Finally, we are in a position to give the following result.

Corollary 2

Let p and q be complex numbers such that

$$ 0< \vert q\vert < \vert p\vert \leqq1. $$

Also let the function \(f:D_{p,q}\rightarrow\mathbb{C}\) be \((p,q)\)-differentiable of order n.

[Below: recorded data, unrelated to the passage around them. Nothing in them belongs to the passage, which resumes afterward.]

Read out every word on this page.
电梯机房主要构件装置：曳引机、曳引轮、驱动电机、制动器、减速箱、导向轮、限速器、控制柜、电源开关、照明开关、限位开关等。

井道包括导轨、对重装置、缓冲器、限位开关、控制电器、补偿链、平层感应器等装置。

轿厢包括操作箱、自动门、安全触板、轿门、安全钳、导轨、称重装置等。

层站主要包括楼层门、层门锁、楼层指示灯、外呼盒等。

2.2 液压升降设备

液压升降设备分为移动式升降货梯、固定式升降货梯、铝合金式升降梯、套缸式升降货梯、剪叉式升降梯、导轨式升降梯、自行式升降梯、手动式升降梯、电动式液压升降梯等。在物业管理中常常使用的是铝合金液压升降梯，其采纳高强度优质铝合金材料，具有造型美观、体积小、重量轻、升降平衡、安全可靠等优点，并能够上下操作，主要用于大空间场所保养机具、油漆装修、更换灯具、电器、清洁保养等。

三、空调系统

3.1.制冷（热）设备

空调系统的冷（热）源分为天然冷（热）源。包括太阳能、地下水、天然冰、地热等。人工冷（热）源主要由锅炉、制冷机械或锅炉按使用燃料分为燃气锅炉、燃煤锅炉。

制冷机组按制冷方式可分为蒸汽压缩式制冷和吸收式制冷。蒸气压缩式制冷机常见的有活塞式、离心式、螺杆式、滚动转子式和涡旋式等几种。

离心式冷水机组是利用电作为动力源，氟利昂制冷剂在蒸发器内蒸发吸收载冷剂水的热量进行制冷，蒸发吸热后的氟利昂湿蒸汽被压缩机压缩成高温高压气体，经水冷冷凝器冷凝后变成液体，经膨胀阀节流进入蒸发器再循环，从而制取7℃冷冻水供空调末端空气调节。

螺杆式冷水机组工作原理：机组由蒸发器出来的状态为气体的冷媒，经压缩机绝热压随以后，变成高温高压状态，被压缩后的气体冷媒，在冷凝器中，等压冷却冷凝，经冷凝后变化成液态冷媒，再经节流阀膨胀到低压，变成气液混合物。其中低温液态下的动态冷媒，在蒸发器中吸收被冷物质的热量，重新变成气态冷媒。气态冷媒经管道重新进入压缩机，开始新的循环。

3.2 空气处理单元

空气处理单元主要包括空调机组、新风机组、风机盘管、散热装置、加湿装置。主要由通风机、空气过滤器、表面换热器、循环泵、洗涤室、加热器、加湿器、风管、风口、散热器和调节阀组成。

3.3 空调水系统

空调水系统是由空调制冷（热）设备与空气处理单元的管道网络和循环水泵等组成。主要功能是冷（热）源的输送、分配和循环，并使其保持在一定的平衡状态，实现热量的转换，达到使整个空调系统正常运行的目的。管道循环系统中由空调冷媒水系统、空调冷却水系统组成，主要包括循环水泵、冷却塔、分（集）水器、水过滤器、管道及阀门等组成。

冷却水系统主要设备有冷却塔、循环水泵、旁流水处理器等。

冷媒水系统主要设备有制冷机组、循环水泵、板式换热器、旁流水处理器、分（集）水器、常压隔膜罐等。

Then

$$ f ( x ) =\sum_{k=0}^{n} \begin{bmatrix} n\\ k \end{bmatrix} _{p,q}q^{k ( k-n ) }p^{\binom{k+1}{2}} ( qx-px ) ^{k} \bigl( D_{p,q}^{k}f \bigr) \biggl( \frac{xp^{n-k}}{q^{k}} \biggr) . $$

Proof

Since, for \(k\in \{ 0,1,\ldots,n \} \),

$$ \begin{bmatrix} n\\ k \end{bmatrix} _{\frac{1}{p},\frac{1}{q}}=\frac{ [ n ] _{\frac{1}{p},\frac{1}{q}}!}{ [ n-k ] _{\frac{1}{p},\frac{1}{q}}![ k ] _{\frac{1}{p},\frac{1}{q}}!}=\frac{ ( pq ) ^{-\binom{n}{2}}}{ ( pq ) ^{-\binom{n-k}{2}} ( pq ) ^{-\binom{k}{2}}} \begin{bmatrix} n\\ k \end{bmatrix} _{p,q}, $$

we have

$$ ( D_{\frac{1}{p},\frac{1}{q}}f ) ( x ) =\frac{f ( \frac{x}{q} ) -f ( \frac{x}{p} ) }{ ( p-q ) x} ( pq ) =pq ( D_{p,q}f ) \biggl( \frac{x}{pq} \biggr) $$

and

$$\begin{aligned} \bigl( D_{\frac{1}{p},\frac{1}{q}}^{2}f \bigr) ( x ) & =\frac{pq ( D_{p,q}f ) ( \frac{x}{pq} ) -pq ( D_{p,q}f ) ( \frac{x}{pq} ) }{ ( \frac{1}{p}-\frac{1}{q}) x} \\ & =\frac{ ( pq ) ^{2} [ ( D_{p,q}f ) ( \frac{x}{pq^{2}} ) - ( D_{p,q}f ) ( \frac{x}{pq} ) ] }{( p-q ) x} \\ & =p^{2}q^{2} \bigl( D_{p,q}^{2}f \bigr) \biggl( \frac{x}{p^{2}q^{2}} \biggr) . \end{aligned}$$

Continuing the process, we readily observe that

$$ \bigl( D_{\frac{1}{p},\frac{1}{q}}^{n}f \bigr) ( x ) =p^{n}q^{n} \bigl( D_{p,q}^{n}f \bigr) \biggl( \frac{x}{p^{n}q^{n}} \biggr) . $$
(2.5)

From Theorem 4, we thus conclude that

$$ f ( x ) =\sum_{k=0}^{n} \begin{bmatrix} n\\ k \end{bmatrix} _{p,q}q^{k ( k-n ) }p^{\binom{k+1}{2}} ( qx-px ) ^{k} \bigl( D_{p,q}^{k}f \bigr) \biggl( \frac{xp^{n-k}}{q^{k}} \biggr) , $$

which evidently proves Corollary 2. □

3 Conclusion

We have considered \((p,q)\)-analogs of several results investigated recently by Sofonea [1]. We have also given the \((p,q)\)-Leibniz rule and stated the \((p,q)\)-Leibniz rule by means of divided differences. Moreover, we have shown that a function f at a point \(q^{n}x\) can be generated by a linear combination of the \((p,q)\)-derivatives of order k. In the case when \(p=1\), the results derived in this paper would correspond to those based upon the relatively more familiar q-numbers.